Wakefield City Council Approves Well Repair

Wakefield City Council Approves Well Repair
Megan Weaver, director of Wakefield Progressive shared preliminary plans for the Wake Field party in June.

WAKEFIELD – Wakefield’s City Council met at the Civic Center Wednesday evening. During the meeting the council discussed replacing the city’s main well, approved the first reading of an ordinance allowing short term and vacation rentals and more.

A public hearing was opened and ultimately recessed for the City’s Comprehensive Plan. Items on the plan included workforce housing, planning and zoning. Council member Larry Soderberg moved to recess the public hearing until the council’s February meeting to allow for more public input.

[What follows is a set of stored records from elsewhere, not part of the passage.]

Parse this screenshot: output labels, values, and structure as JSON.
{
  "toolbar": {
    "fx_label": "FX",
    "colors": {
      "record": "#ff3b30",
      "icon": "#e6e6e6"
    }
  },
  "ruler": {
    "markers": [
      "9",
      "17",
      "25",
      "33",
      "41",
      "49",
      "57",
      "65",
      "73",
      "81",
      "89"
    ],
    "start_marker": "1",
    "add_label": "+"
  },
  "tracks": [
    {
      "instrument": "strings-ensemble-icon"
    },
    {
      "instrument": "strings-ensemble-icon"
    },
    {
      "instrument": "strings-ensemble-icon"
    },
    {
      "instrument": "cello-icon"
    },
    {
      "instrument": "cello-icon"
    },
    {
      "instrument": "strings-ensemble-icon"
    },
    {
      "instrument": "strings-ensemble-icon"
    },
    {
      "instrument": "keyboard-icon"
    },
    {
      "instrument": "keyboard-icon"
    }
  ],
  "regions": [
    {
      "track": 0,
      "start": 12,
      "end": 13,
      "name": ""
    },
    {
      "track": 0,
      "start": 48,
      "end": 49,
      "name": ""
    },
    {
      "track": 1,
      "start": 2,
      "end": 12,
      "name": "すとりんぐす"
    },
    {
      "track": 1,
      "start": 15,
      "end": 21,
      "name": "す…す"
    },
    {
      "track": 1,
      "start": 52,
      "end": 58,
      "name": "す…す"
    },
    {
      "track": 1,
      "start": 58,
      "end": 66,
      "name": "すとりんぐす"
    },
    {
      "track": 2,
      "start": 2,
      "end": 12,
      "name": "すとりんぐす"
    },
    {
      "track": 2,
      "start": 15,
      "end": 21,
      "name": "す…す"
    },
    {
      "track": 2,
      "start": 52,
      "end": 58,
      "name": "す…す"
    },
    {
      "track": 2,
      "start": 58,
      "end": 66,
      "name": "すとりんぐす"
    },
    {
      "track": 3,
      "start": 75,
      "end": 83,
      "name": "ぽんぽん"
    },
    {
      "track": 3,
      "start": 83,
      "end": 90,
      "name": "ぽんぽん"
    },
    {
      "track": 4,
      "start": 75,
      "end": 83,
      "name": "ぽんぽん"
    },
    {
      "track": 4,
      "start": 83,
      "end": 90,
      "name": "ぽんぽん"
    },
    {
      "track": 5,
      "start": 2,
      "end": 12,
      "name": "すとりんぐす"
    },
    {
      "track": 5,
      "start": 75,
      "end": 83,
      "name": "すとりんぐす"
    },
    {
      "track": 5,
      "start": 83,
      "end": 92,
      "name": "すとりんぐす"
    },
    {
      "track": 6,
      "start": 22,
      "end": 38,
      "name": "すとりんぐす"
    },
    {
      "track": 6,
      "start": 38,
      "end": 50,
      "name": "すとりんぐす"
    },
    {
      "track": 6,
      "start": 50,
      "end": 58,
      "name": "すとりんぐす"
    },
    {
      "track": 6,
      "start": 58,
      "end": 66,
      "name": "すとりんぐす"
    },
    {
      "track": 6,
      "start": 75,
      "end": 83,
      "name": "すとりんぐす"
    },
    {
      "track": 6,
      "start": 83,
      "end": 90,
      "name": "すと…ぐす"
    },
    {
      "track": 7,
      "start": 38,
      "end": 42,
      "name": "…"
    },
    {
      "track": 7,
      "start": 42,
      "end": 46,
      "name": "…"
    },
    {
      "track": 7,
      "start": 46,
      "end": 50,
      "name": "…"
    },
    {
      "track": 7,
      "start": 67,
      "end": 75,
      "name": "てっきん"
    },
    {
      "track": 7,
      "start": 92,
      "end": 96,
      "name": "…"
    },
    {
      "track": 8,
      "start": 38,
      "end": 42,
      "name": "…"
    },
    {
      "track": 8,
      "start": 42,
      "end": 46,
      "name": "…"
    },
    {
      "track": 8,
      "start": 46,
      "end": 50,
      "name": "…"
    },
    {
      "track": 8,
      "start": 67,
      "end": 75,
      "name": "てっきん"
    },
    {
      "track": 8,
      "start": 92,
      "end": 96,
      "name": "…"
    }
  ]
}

The first reading for an ordinance allowing short term and vacation rentals in city limits was held. Once finally passed, the ordinance will allow people to run an Airbnb-type rental scheme from their property. The legislature ruled that while communities may have tried to ban these setups in the past, they now must be allowed, but can be regulated to avoid nuisance and maintain public safety, according to attorney Theresa Miner.

“This is the effort of the Planning Commission to allow for Airbnb and that type, but to regulate it so that it’s a benefit to the community,” Miner said.

The ordinance needs two more reading to be official.

Approval was given to repair Well #4. Christiansen Well was awarded a $25,100 bid to completely replace the well pump. There was some discussion about whether the project should get more bids before being awarded. Because it is a priority project and Christiansen Well had already done half of the labor to take out the old pump, it could move forward with only one bid.

The council entertained a request from Wakefield Progressive to use the City Park for the Wake Field party on June 22. Megan Weaver, director of Wakefield Progressive told the council that the change of venue for this year’s field party is in part because there will be construction at last year’s location. There was much discussion about whether alcohol would be able to be sold and consumed in the park because it is a City-owned property. City attorney Lee Miner eventually found the appropriate ordinance and told the council a special exception would be needed. The council encouraged Weaver to keep planning communication open, but tentatively approved the event.

A donation of $55,000 to the school stadium project from the Sales Tax Committee was approved, as was the purchase of invoicing software for the City office and a $5,000 LB840 loan for new restaurant Crazy Jack’s.

A council retreat was set for Sunday, Jan. 30 in council chambers. The next regularly scheduled Wakefield City Council Meeting will be held on Tuesday, Feb. 9 at 5:30 p.m. at the Wakefield Civic Center.